Pendapat Yang Menghempaskan, Menghancurkan
Perusahaan bersikeras menganggap hubungan mereka bersifat perdata dan tidak di bawah undang-undang ketenagakerjaan. Terawan punya pendapat lain, sesuai nasihat pengacara, ia maju ke pengadilan. Suatu pendapat memang antara pengetahuan akan kebenaran dan ketidak tahuan sama sekali, seperti kata Plato.

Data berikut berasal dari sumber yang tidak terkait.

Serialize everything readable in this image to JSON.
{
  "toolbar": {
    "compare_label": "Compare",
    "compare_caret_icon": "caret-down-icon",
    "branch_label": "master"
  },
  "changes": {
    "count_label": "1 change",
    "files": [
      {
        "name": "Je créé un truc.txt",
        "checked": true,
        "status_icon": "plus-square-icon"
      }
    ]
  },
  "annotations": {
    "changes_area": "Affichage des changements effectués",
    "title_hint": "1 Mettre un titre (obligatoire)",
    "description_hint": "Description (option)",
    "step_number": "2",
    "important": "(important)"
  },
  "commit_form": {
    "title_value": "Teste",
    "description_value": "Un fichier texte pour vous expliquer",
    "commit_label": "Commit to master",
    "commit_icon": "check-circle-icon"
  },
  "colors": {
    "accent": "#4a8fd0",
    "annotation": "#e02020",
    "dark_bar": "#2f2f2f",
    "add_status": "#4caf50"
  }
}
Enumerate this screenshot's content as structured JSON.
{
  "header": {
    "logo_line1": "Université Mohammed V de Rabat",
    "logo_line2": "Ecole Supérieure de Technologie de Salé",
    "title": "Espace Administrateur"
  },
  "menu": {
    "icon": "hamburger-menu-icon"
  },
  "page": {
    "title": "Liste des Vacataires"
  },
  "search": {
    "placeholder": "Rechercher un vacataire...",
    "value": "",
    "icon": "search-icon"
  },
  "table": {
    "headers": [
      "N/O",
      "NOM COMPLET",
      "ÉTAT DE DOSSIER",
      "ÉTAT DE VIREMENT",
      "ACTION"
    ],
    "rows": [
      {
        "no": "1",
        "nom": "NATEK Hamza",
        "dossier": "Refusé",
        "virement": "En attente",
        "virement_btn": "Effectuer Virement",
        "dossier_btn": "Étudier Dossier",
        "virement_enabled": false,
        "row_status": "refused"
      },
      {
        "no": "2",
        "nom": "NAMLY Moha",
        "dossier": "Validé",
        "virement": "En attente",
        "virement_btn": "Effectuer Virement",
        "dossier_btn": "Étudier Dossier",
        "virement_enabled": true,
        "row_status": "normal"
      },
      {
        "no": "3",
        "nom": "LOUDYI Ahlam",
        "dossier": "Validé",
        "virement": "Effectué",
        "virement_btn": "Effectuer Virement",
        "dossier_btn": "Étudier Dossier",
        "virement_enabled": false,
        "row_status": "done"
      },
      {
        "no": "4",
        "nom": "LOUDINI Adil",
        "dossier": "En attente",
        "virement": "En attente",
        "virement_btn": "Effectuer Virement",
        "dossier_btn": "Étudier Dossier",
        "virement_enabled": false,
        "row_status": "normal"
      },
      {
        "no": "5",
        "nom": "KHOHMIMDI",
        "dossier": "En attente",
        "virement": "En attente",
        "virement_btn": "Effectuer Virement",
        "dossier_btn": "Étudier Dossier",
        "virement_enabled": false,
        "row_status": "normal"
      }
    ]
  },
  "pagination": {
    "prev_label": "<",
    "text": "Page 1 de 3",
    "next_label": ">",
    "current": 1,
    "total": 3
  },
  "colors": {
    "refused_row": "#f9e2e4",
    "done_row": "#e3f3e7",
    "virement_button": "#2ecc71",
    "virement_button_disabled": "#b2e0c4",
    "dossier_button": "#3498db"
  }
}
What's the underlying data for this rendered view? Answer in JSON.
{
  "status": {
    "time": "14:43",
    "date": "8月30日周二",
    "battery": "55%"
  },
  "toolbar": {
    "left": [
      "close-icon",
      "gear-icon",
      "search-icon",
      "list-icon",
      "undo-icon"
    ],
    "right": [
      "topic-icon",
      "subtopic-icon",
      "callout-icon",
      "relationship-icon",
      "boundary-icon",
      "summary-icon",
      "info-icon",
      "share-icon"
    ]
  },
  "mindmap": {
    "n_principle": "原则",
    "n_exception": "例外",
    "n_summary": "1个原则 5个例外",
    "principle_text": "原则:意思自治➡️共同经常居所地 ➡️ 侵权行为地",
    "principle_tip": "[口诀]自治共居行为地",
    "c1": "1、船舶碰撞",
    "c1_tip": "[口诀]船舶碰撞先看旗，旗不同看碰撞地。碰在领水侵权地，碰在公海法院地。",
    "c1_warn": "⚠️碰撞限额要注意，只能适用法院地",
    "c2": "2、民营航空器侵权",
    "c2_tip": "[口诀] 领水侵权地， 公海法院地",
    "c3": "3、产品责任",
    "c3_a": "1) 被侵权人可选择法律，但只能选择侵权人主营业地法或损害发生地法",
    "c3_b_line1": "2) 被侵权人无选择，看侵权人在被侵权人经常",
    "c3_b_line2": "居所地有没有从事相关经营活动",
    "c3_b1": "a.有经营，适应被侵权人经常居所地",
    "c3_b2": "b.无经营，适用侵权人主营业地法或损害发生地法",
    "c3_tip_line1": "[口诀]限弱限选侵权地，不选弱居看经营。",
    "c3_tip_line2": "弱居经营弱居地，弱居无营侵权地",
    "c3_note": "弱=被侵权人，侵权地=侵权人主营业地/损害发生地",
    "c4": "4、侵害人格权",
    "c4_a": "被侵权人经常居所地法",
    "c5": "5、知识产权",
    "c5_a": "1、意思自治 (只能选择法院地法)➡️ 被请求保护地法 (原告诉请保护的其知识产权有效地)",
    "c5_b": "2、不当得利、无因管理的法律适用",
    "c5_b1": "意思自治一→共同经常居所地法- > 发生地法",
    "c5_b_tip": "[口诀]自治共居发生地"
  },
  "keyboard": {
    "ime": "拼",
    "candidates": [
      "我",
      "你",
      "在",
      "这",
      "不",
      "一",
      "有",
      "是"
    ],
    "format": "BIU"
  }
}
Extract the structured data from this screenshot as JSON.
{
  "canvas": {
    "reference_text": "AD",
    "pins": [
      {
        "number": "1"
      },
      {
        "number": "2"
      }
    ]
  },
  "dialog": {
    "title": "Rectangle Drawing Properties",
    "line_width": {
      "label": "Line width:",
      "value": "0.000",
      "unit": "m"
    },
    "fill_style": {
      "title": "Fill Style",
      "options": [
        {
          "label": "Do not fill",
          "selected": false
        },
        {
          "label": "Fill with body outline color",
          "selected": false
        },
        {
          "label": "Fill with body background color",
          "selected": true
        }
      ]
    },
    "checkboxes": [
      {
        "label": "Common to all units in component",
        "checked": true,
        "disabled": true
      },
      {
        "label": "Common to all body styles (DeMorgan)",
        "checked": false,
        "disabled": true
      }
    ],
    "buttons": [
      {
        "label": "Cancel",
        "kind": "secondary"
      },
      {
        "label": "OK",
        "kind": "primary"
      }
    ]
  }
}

Hakim sependapat dengan Terawan dan menganggap hubungan mereka adalah hubungan kerja berdasarkan pasal 1 adanya unsur pekerjaan, perintah dan upah, bukan hubungan kemitraan. Karena itu pendapat perusahaan salah dan perusahan harus membayar uang sesuai undang-undang ketenagakerjaan.
Jadi sekalipun perusahaan berpendapat membuat perjanjian kemitraan itu aman, bila unsur pasal 1 undang-undang Ketenagakerjaan terpenuhi, maka dalam kasus ini perjanjian itu dianggap tidak sah, dan hubungan kedua pihak dianggap hubungan kerja. Pengusaha ini tidak menyadari, bahkan banyak orang tidak sadar, pendapatnya adalah cerminan karakternya. Pendapat yang membatu, keras, tidak benar, sebenarnya menghancurkan hak-hak orang lain, hidup mereka.Â
Andai Hidup Punya Pilihan, Tapi Bila Tidak, Tetaplah Bekerja dan Tetap Optimis
Kejadian lain yang mirip terjadi di perusahaan transportasi di Medan tahun 2017. Perusahaan menganggap 6 pengemudi yang bekerja padanya tersebut adalah mitra, bukan karyawan. Di tahun itu, para pengemudi tersebut mengundurkan diri. Namun perusahaan tidak memberi uang pisah, karena mereka dianggap sebagai mitra. Padahal mereka sudah bekerja lama, bahkan ada yang sampai 24 tahun.
Setelah maju ke pengadilan, para pengemudi itu menang. Hakim menganggap semua pengemudi itu bekerja karena adanya unsur pekerjaan, perintah, dan upah sesuai pasal 156 undang-undang Ketenagakerjaan. Karena itu mereka bukan mitra, tapi statusnya karyawan, bahkan berstatus permanen. Artinya perusahaan harus memberi uang pisah.
Masalahnya di Indonesia, perusahaan tidak diberi sanksi. Bila karyawannya menang, perusahaan harus memenuhi kewajibannya, itu saja tanpa sanksi yang membuat jera. Kewajiban bukalah sanksi. Sanksi menjadi kebutuhan yang sangat besar bagi pengusaha. Dengan sanksi datanglah tanggung jawab. Kejadian dimana pengusaha tidak mau mempunyai hubungan kerja dengan karyawannya adalah masa depan yang menakutkan.Â
Di lain pihak seseorang yang dijadikan mitra tidak ingin menuntut untuk dijadikan karyawan. Lebih baik ia menjadi mitra, lebih baik menakutkan, daripada tidak punya pekerjaan sama sekali. Seperti nilai-nilai Nelson Mandela, bila kita tidak punya pilihan harus bekerja dengan musuh, apa boleh buat bekerjalah dengan musuh dan tetap optimis. Mudah-mudahan sang musuh menjadi mitra yang baik kelak.
Apakah sanksi pada pemerintah ini pekerjaan rumah pemerintah atau memang aturan tanpa sanksi diciptakan agar membuat perusahaan dapat terus beroperasi? Tidak tahu.
Tak penting status Anda saat bekerja mitra atau karyawan, bila bekerja di perusahaan itu adalah satu-satunya pilihan, yang penting Anda tetap bekerja.